Scott Lloyd, Director of the Office of Refugee Resettlement.
Mr. Lloyd got his start helping his law school professor represent the parents of Terri Schiavo, a woman in a persistent vegetative state. The case pitted Ms. Schiavo's husband and legal guardian against Ms. Schiavo's parents:
Schiavo's husband argued that Schiavo would not have wanted prolonged artificial life support without the prospect of recovery, and elected to remove her feeding tube. Schiavo's parents argued in favor of continuing artificial nutrition and hydration and challenged Schiavo's medical diagnosis. The highly publicized and prolonged series of legal challenges presented by her parents caused a seven-year delay before Schiavo's feeding tube was ultimately removed [in 2005, leading to her death].
Mr. Lloyd built on this experience by assisting Americans United for Life (the self-described "legal architect of the pro-life movement") to develop a policy on end-of-life issues. He also helped a Congressional Subcommittee prepare for a hearing and issue a report on the "chemical abortion drug" RU-486.
In 2010, Mr. Lloyd co-founded a law firm called Legal Works Apostolate, "a full-service law firm providing effective representation and counsel, informed by the particular concerns of families and institutions that must navigate the 'thickets of the law' while remaining faithful to Church teaching." All of the firm's attorneys and staff "undertake or persist only in work that is consistent with our deep and abiding concern for the right to life and the sacramental nature of marriage."

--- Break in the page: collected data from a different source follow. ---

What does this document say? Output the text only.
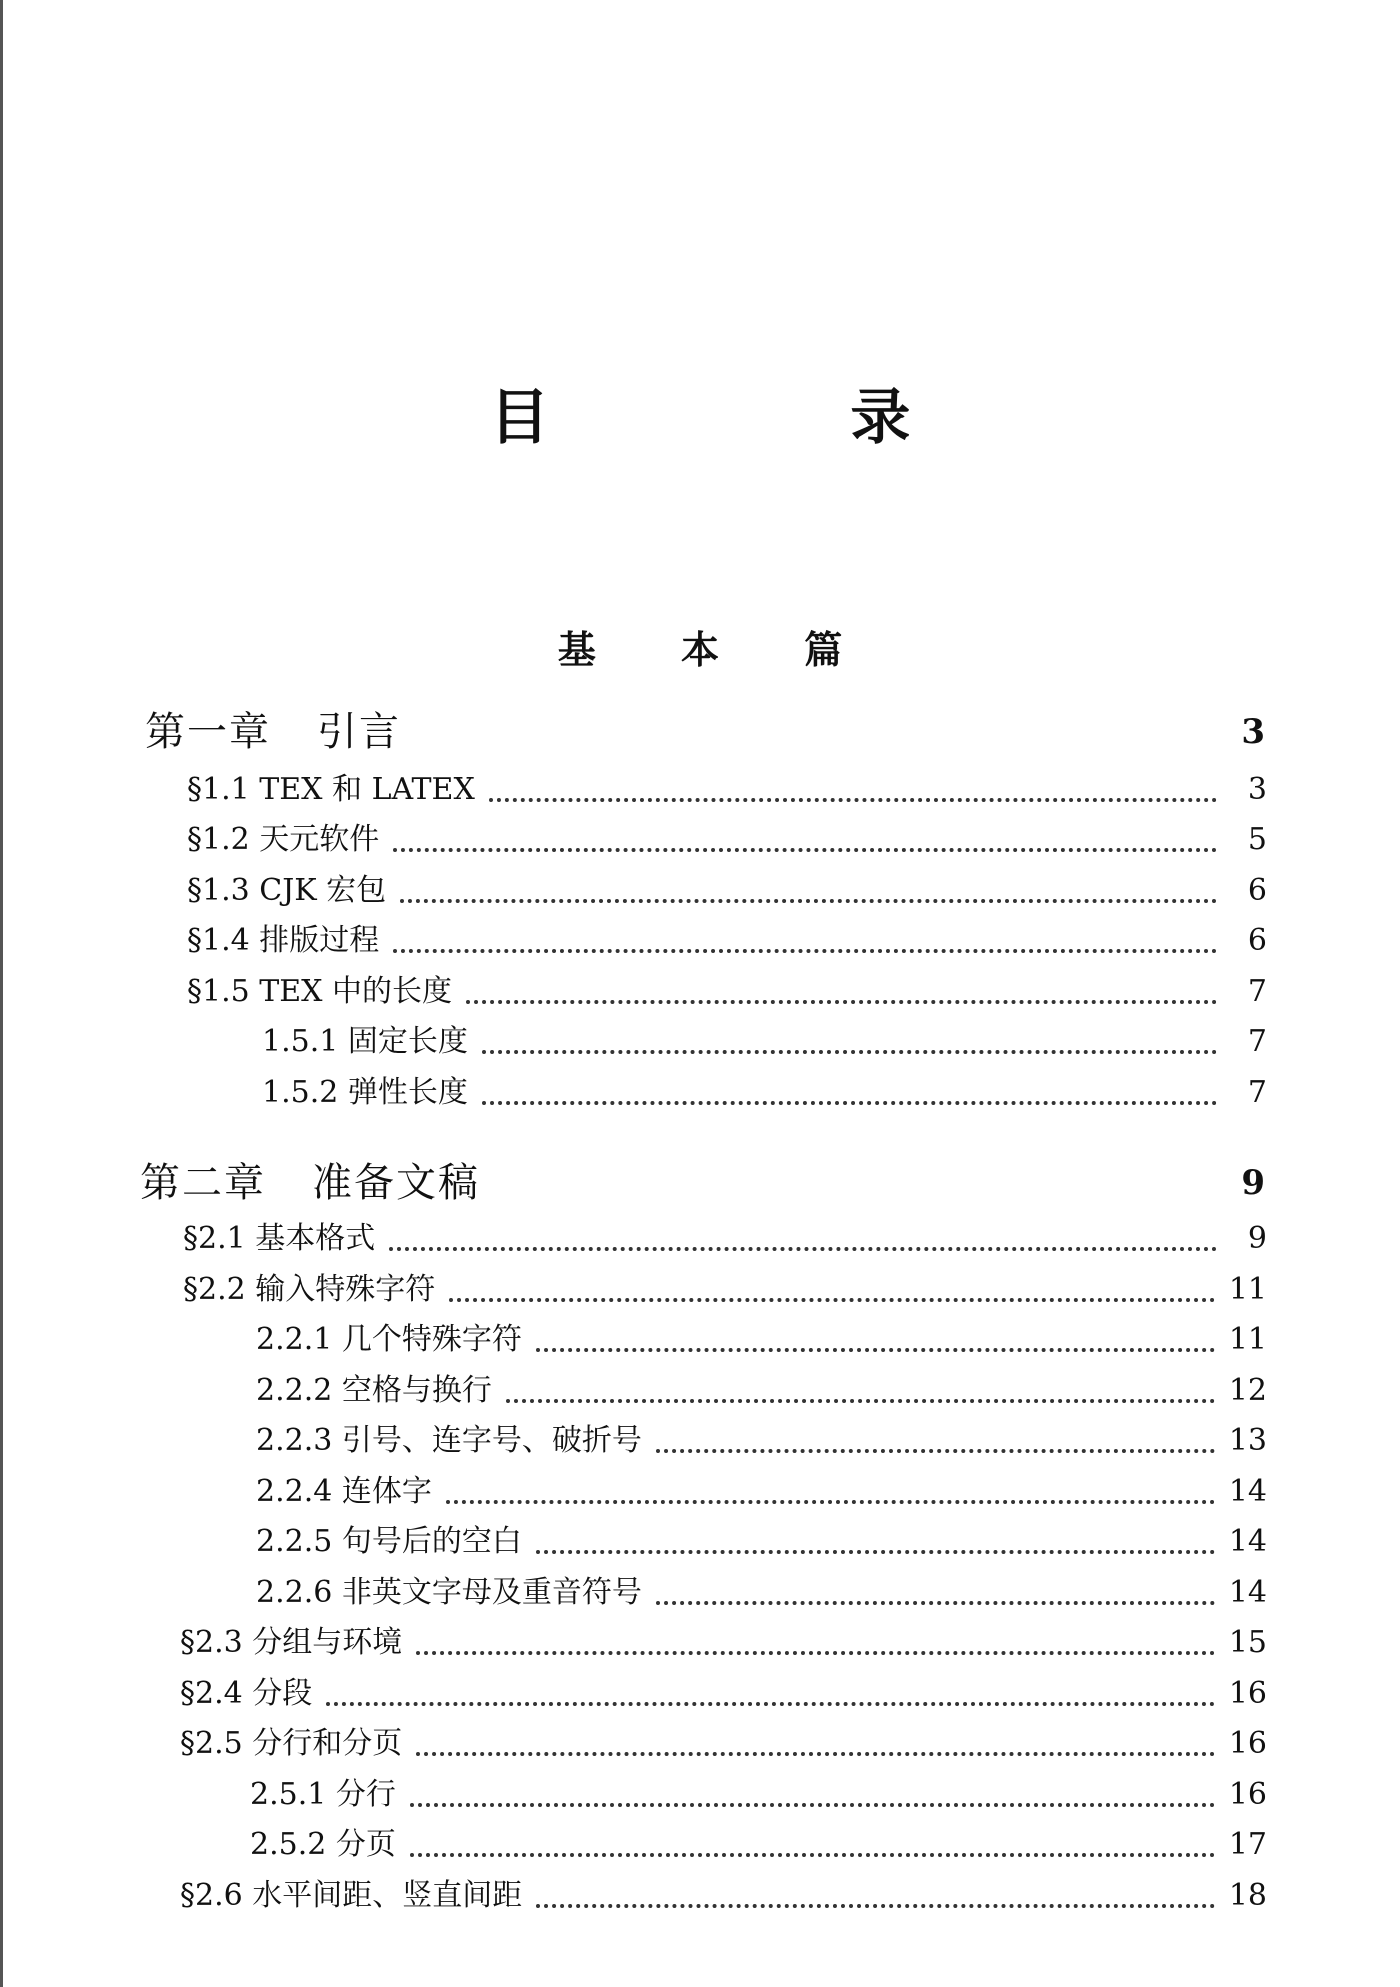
目 录
基 本 篇
第一章 引言	3
§1.1 TEX 和 LATEX	3
§1.2 天元软件	5
§1.3 CJK 宏包	6
§1.4 排版过程	6
§1.5 TEX 中的长度	7
1.5.1 固定长度	7
1.5.2 弹性长度	7
第二章 准备文稿	9
§2.1 基本格式	9
§2.2 输入特殊字符	11
2.2.1 几个特殊字符	11
2.2.2 空格与换行	12
2.2.3 引号、连字号、破折号	13
2.2.4 连体字	14
2.2.5 句号后的空白	14
2.2.6 非英文字母及重音符号	14
§2.3 分组与环境	15
§2.4 分段	16
§2.5 分行和分页	16
2.5.1 分行	16
2.5.2 分页	17
§2.6 水平间距、竖直间距	18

Immediately prior to his job at ORR, Mr. Lloyd was employed by the Knights of Columbus, a Catholic fraternal and charitable organization, where he focused on assisting Christian refugees and other religious minorities persecuted by ISIS. As an organization, the KoC has expressed pro-immigrant views. For example, in 2006 (before Mr. Lloyd's time), the KoC called upon “the President and the U.S. Congress to agree upon immigration legislation that not only gains control over the process of immigration, but also rejects any effort to criminalize those who provide humanitarian assistance to illegal immigrants, and provides these immigrants an avenue by which they can emerge from the shadows of society and seek legal residency and citizenship in the U.S.” The organization has also been politically active, particularly in campaigns across the U.S. against gay marriage.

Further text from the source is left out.